If even a tenth of these disapppeared, it would be incredible, in a very surprising way.

atombender•1y ago
The creator looks like a developer and teacher, not a Postgres core team member. So I assume this is for documentation purposes.

I actually like this a lot, as there isn't a single place in the Postgres documentation that lists all the possible locks; it's spread out all over. Having a quick reference for what kinds of commands you'd be blocking with your transaction is valuable.

It's pretty evident that the pages have been programmatically generated, but I'd love know what it's generated from. I think you can derive this information from the documentation, but not sure if you can do it in an automated way without an LLM.

braiamp•1y ago
> there isn't a single place in the Postgres documentation that lists all the possible locks

Did you read this page? https://www.postgresql.org/docs/current/explicit-locking.htm...

atombender•1y ago
That's a great page, but it has several issues.

First, it isn't complete; as I said, the locking behaviour is spread out all over the Postgres documentation. For example, that page doesn't list what locks DROP INDEX takes. To find that out, you have to go to the documentation page for that command and read it carefully. In fact, really carefully — the locking behaviour is only documented under the section about CONCURRENTLY.

The page also doesn't list what possible commands are then blocked. Locks interact in subtle (and incorrectly named!) ways that are explained in the tables on that page ("Conflicting lock modes"), so to understand if something will block something else you have to look at the two commands you are curious about and then look at how their locks interact.

gulcin_xata•1y ago
I agree, it is not so straightforward to find out.
braiamp•1y ago
These are database locks, which means that depending which arrives first, the later transaction has to wait till the first one finishes to complete. These locks are about SQL commands and which commands can run concurrently with the others. There's a graph here of how that looks like https://pankrat.github.io/2015/django-migrations-without-dow...
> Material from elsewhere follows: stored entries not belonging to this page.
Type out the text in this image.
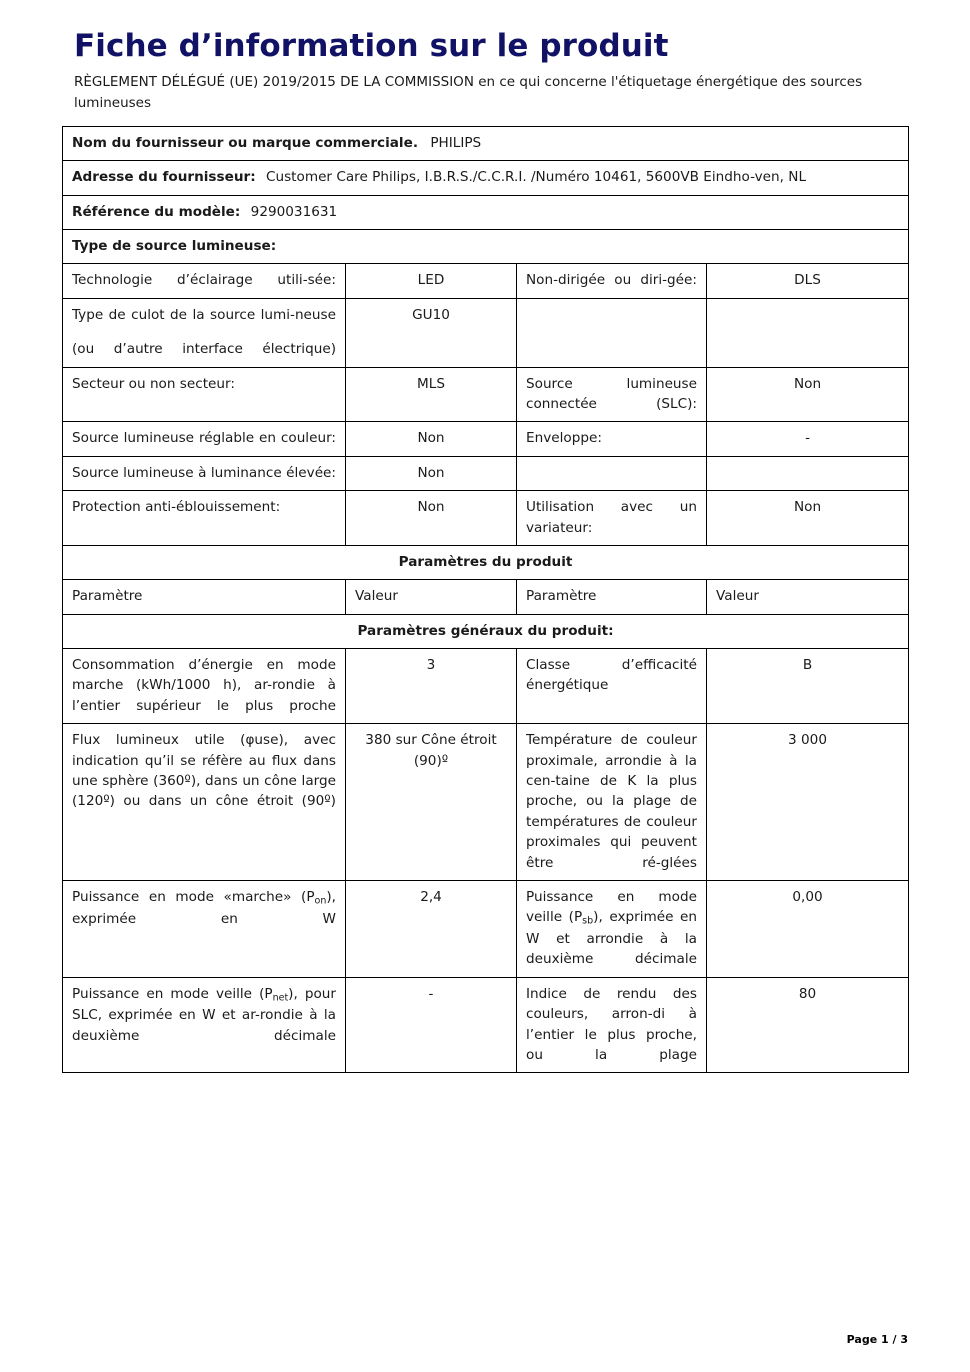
Fiche d’information sur le produit
RÈGLEMENT DÉLÉGUÉ (UE) 2019/2015 DE LA COMMISSION en ce qui concerne l'étiquetage énergétique des sources lumineuses
Nom du fournisseur ou marque commerciale. PHILIPS			
Adresse du fournisseur: Customer Care Philips, I.B.R.S./C.C.R.I. /Numéro 10461, 5600VB Eindho-ven, NL			
Référence du modèle: 9290031631			
Type de source lumineuse:			
Technologie d’éclairage utili-sée:	LED	Non-dirigée ou diri-gée:	DLS
Type de culot de la source lumi-neuse
(ou d’autre interface électrique)	GU10		
Secteur ou non secteur:	MLS	Source lumineuse connectée (SLC):	Non
Source lumineuse réglable en couleur:	Non	Enveloppe:	-
Source lumineuse à luminance élevée:	Non		
Protection anti-éblouissement:	Non	Utilisation avec un variateur:	Non
Paramètres du produit			
Paramètre	Valeur	Paramètre	Valeur
Paramètres généraux du produit:			
Consommation d’énergie en mode marche (kWh/1000 h), ar-rondie à l’entier supérieur le plus proche	3	Classe d’efficacité énergétique	B
Flux lumineux utile (φuse), avec indication qu’il se réfère au flux dans une sphère (360º), dans un cône large (120º) ou dans un cône étroit (90º)	380 sur Cône étroit (90)º	Température de couleur proximale, arrondie à la cen-taine de K la plus proche, ou la plage de températures de couleur proximales qui peuvent être ré-glées	3 000
Puissance en mode «marche» $(P_{on})$, exprimée en W	2,4	Puissance en mode veille $(P_{sb})$, exprimée en W et arrondie à la deuxième décimale	0,00
Puissance en mode veille $(P_{net})$, pour SLC, exprimée en W et ar-rondie à la deuxième décimale	-	Indice de rendu des couleurs, arron-di à l’entier le plus proche, ou la plage	80
Page 1 / 3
Usually for maximum performance (minimum latency, maximum throughput) you want to have operations not lock each other, unless absolutely necessary, in which case you want them to be short.

whilenot-dev•1y ago
You make it sound like the conflict is just affecting performance and won't result in a deadlock. So it's for performance aware postgres clients/users, and not for postgres developers?
andyferris•1y ago
It is a guide for developers using postgres as a client, who need to write systems that don't deadlock, are performant and are correct. These are the (rather sharp) tools that postgres provides for doing so (or else you can use e.g. serializable isolation and optimistic concurrency, but in my experience that has too many false positives and bail out rather eagerly, whereas these tools let you be very precise and granular).
mebcitto•1y ago
Other relevant talks/blogs that I found really useful for understanding Postgres locks are:

* Unlocking the Postgres Lock Manager by Bruce Momjian: https://momjian.us/main/writings/pgsql/locking.pdf

* Anatomy of table-level locks by Gulcin Yildirim Jelinek: https://xata.io/blog/anatomy-of-locks

pasxizeis•1y ago
Shameless plug: I wrote a tool[1] that executes a given migration against a test database (e.g. in your CI) and reports back what locks it acquired.

The rationale being to have a "lock diagnostics report" commented in your PR's migration file.

It's a prototype and has a few rough edges and missing functionality, but feedback is more than welcome.

[1] https://github.com/agis/pglockanalyze

jononor•1y ago
Very practical! Locking is one of the things that can really bite when doing migrations.